Jicama, a crisp, refreshing root vegetable, is a traditional part of Latin American cuisine. Underneath the papery skin, the flesh is white, firm and slightly sweet. When julienned, jicama makes an eye-catching addition to a vegetable platter. These crunchy little matchsticks are also wonderful in stir-fries, salads and slaws. Jicama can be hard, so use the sharpest knife you have to make the task easier.
Things You'll Need
- Vegetable peeler
- Cutting board
- Large knife
Peel the skin off of the jicama with a vegetable peeler and remove any bruises or brown spots.
Trim the jicama into a square shape by slicing off both ends and all four sides so all surfaces of the root vegetable are flat. If you have a rather large piece of jicama, you may have to cut the trimmed root into two halves so the final julienned pieces are no longer than 2 1/2 inches.

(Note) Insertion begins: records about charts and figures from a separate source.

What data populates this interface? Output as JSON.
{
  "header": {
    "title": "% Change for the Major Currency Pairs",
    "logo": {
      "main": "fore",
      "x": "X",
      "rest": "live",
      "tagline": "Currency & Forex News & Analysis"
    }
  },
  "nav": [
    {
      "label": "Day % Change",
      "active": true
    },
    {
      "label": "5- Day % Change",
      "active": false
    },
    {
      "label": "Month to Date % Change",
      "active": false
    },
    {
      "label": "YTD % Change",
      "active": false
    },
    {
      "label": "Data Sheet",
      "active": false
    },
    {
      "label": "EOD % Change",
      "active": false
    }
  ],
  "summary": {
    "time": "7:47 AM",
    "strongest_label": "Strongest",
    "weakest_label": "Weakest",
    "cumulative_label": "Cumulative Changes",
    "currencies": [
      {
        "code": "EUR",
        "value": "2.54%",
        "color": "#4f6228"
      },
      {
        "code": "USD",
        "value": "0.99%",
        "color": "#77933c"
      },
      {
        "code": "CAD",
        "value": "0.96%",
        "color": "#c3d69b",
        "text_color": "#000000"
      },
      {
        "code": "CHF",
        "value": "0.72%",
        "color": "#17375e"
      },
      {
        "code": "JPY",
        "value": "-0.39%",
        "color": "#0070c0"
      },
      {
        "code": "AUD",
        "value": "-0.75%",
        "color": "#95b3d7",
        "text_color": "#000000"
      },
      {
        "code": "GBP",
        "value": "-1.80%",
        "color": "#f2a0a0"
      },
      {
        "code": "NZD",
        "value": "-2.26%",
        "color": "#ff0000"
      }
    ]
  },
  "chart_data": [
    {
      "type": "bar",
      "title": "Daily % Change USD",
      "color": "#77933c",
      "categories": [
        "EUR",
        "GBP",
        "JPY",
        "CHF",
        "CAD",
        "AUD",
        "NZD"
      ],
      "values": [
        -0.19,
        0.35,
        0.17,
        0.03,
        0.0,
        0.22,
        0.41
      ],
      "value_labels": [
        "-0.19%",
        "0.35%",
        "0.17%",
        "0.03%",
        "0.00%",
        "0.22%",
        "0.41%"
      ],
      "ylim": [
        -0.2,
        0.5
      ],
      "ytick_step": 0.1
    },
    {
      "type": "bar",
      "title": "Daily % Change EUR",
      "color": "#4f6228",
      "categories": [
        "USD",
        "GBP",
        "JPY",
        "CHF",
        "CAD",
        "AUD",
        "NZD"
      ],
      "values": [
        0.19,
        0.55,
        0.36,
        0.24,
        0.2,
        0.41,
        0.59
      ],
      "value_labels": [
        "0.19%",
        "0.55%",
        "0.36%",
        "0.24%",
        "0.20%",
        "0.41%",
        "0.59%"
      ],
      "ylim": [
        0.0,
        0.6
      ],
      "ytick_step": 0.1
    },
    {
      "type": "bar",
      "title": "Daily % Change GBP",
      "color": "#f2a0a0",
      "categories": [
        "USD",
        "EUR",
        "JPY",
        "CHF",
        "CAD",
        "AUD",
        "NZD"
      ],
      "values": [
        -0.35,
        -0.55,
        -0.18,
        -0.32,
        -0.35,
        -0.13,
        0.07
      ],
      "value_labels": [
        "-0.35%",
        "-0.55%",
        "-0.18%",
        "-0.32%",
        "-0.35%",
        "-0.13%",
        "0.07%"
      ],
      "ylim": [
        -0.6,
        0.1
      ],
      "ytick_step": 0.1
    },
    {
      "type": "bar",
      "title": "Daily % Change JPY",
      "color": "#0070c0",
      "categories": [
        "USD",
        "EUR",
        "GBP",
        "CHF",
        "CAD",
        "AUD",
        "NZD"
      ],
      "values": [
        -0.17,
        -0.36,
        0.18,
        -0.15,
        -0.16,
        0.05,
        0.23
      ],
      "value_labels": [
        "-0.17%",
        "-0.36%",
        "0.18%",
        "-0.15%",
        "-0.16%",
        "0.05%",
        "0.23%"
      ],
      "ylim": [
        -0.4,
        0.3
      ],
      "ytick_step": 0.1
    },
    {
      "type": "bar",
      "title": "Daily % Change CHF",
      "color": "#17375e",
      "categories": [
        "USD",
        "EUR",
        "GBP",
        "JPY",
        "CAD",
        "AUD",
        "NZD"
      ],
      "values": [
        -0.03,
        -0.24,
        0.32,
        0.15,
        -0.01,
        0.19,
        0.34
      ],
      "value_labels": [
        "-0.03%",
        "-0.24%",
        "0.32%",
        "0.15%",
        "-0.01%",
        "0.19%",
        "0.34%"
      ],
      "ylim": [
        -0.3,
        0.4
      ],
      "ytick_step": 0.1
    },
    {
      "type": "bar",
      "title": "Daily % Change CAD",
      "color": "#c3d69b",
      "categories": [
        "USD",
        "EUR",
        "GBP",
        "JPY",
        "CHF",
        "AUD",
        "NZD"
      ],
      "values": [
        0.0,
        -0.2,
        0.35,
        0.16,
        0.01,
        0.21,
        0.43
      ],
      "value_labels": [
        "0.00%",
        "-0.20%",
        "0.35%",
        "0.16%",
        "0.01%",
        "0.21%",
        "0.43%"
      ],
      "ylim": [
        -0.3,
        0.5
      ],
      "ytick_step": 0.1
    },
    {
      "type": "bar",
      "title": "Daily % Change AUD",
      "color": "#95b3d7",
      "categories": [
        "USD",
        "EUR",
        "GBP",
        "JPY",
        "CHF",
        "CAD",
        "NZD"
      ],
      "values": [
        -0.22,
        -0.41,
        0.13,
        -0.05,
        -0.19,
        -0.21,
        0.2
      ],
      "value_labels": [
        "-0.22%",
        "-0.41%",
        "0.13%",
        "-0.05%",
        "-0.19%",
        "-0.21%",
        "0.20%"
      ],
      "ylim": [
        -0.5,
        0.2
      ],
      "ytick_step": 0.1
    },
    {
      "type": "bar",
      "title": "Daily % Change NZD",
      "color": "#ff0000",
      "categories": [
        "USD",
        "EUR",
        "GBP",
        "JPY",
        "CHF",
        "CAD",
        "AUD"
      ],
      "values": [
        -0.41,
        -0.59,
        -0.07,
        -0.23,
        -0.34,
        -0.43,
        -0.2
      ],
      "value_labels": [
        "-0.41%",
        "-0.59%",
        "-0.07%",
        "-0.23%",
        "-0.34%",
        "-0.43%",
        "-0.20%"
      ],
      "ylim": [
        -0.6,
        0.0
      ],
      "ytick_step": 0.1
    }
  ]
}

Slice the jicama lenghtwise into flat slices. Depending on your preference, the slices can be between 1/4 and 3/4 inch thick.
Lay the slices flat and stack a few of them on top of each other. Make lengthwise cuts to form the jicama into rectangular strips. For example, if you cut the jicama into 1/2-inch-wide slices, make 1/2-inch cuts into the stacked slices to create symmetrical strips.